In this city 50 miles northwest of Baghdad, Sunni residents' hostility has prevented a unit of Kurdish troops from leaving its base.

The 700-strong Kurdish Iraqi army battalion, originally from the northern city of Sulaimaniyah, deployed to Balad recently to bolster a single Shi'ite battalion mustered from local residents.

Last year, no fewer than three U.S. battalions patrolled the Balad area, but this year that number has dropped to two as U.S. forces turn over responsibility for many cities to Iraqi forces.

Firefights, mortar attacks and roadside bombings attributed to a combination of Sunni insurgents and disaffected locals continued unabated in and around Balad in the wake of the transfer of control, leading to the reassignment of the Kurdish battalion from the relative security of Iraqi Kurdistan.

The large Sunni minority living around Balad has protested the Kurdish unit's presence, said U.S. Army Lt. Col. David Coffey, a member of an ad hoc military transition team that is helping train the Kurdish battalion.

He said the residents have resisted the presence of the Kurdish battalion with such force that commanders are afraid to let the soldiers leave their base, which is adjacent to a U.S. compound outside the city.

Col. Coffey said the battalion is composed mostly of former Kurdish peshmerga militia, fearsome guerrilla fighters who, after decades of rebellion, defeated Saddam Hussein's Sunni-led Iraqi army in the early 1990s, evicting it from northern Iraq.

The peshmerga, now essentially the army of the Kurdistan Regional Government, remains fully active in northern Iraq alongside Kurdish Iraqi army units manned by former peshmerga.

The peshmerga's role mirrors the situation in southern Iraq, where radical Shi'ite cleric Muqtada al-Sadr's Mahdi Army operates alongside Shi'ite Iraqi army units.

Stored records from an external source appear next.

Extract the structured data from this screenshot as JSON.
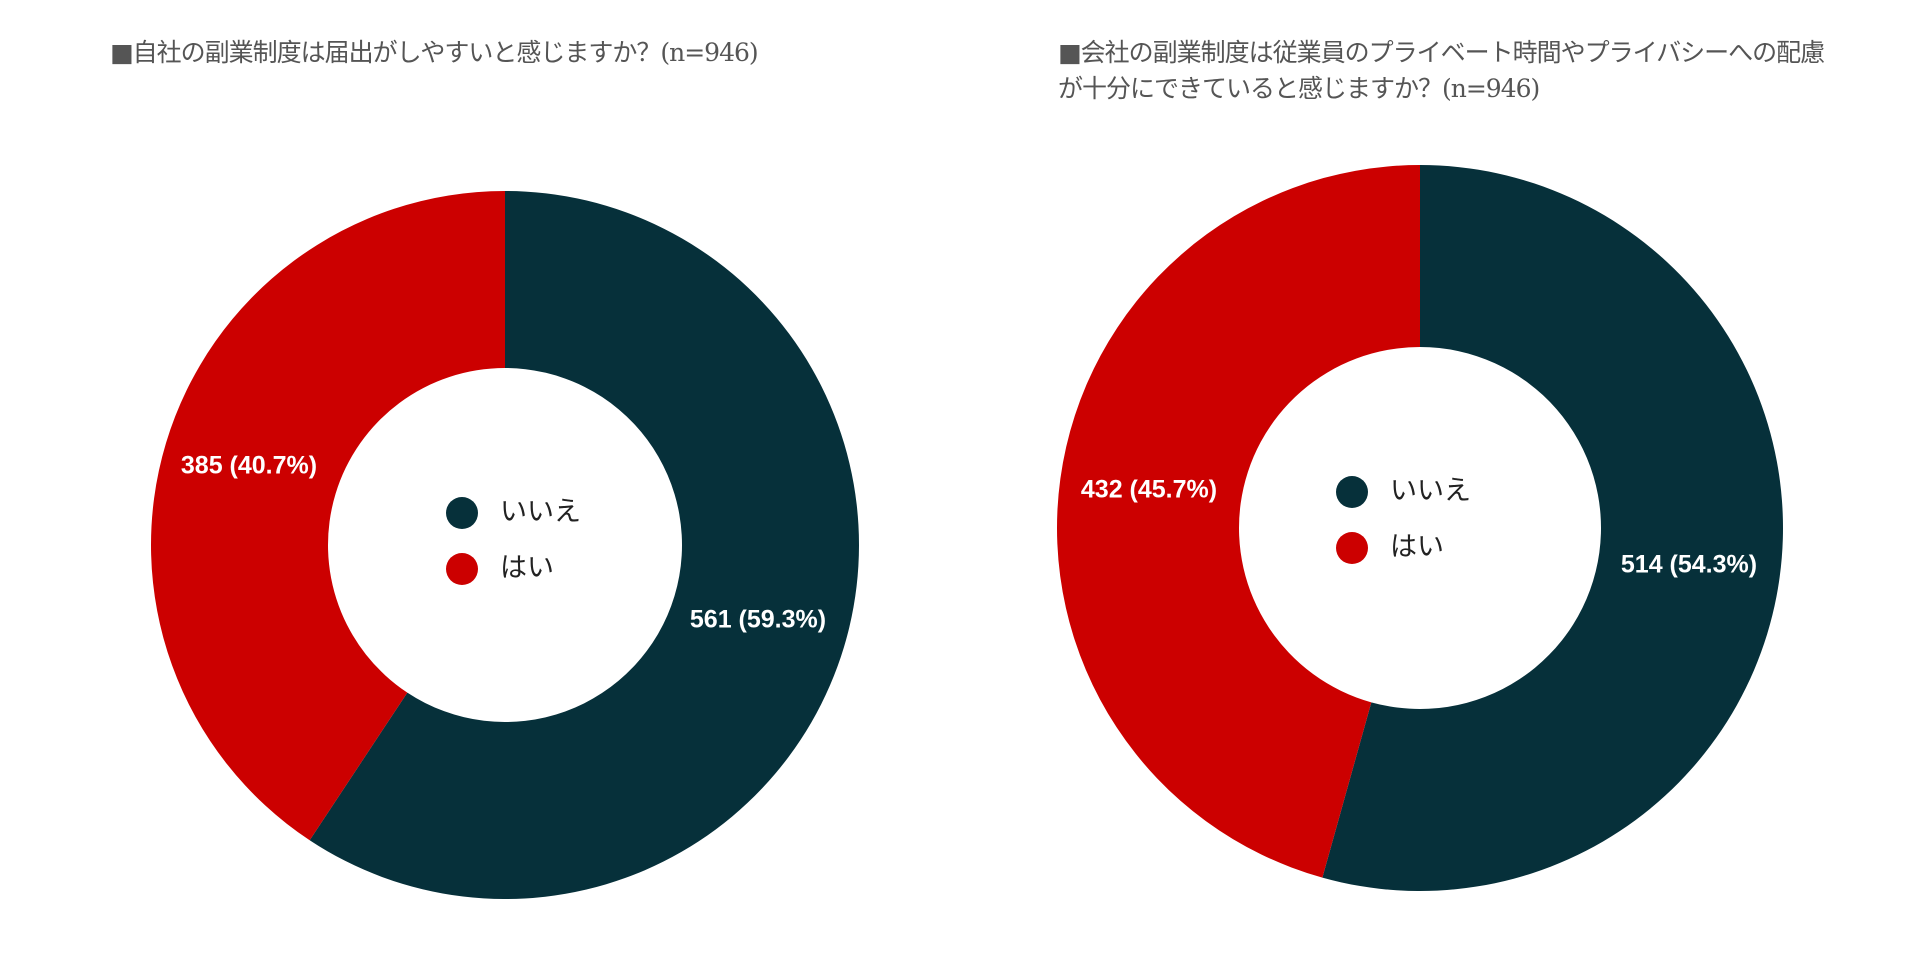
{
  "colors": {
    "no": "#06303a",
    "yes": "#cc0000"
  },
  "chart_data": [
    {
      "type": "pie",
      "donut": true,
      "title": "■自社の副業制度は届出がしやすいと感じますか？(n=946)",
      "legend_position": "center",
      "slices": [
        {
          "label": "いいえ",
          "value": 561,
          "percent": 59.3,
          "data_label": "561 (59.3%)"
        },
        {
          "label": "はい",
          "value": 385,
          "percent": 40.7,
          "data_label": "385 (40.7%)"
        }
      ]
    },
    {
      "type": "pie",
      "donut": true,
      "title": "■会社の副業制度は従業員のプライベート時間やプライバシーへの配慮が十分にできていると感じますか？(n=946)",
      "legend_position": "center",
      "slices": [
        {
          "label": "いいえ",
          "value": 514,
          "percent": 54.3,
          "data_label": "514 (54.3%)"
        },
        {
          "label": "はい",
          "value": 432,
          "percent": 45.7,
          "data_label": "432 (45.7%)"
        }
      ]
    }
  ]
}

After the bombing of a Shi'ite shrine in Samarra last month, Sheik al-Sadr mobilized his Mahdi Army militia to defend Shi'ite religious sites, saying that government forces were ineffective.

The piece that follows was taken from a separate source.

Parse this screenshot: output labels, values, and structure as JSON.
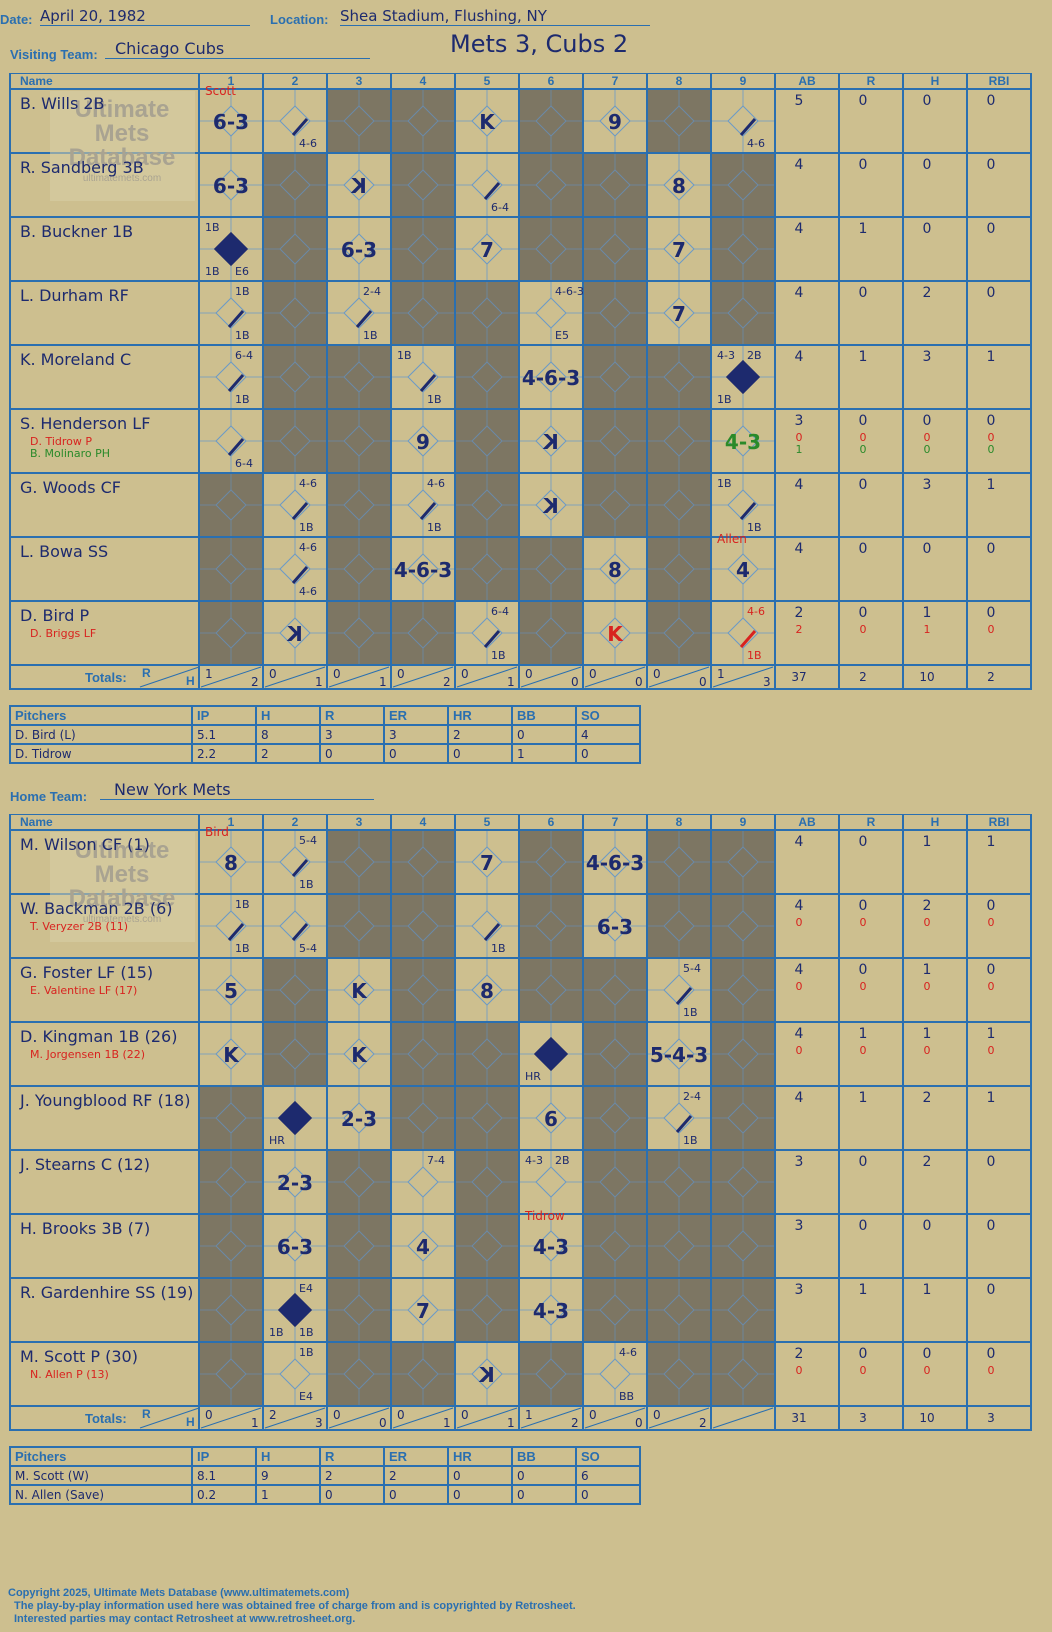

Of Iraq's three major factions, only the Sunnis lack an unofficial army, unless one counts insurgents -- although Sunni officers serve in Iraqi army units manned mostly by Shi'ites.

Soldiers in many units, however, acknowledge their allegiance to Sheik al-Sadr or to powerful Shi'ite Ayatollah Ali al-Husseini al-Sistani.

Iraqi army Gen. Anwar Dolani, commander of forces around Sulaimaniyah, said last year his sole allegiance was to Iraqi President Jalal Talabani, a Kurd.

Stephen Biddle from the Council on Foreign Relations, writing in Foreign Affairs magazine, said training Iraqi security forces makes civil war more likely and potentially bloodier, by effectively equipping Shi'ites and Kurds for war while the Sunnis remain on the sidelines.

"Iraq's Sunnis perceive the 'national' army and police force as a Shi'ite-Kurdish militia on steroids. ... To them, the defense forces look like agents of a hostile occupation."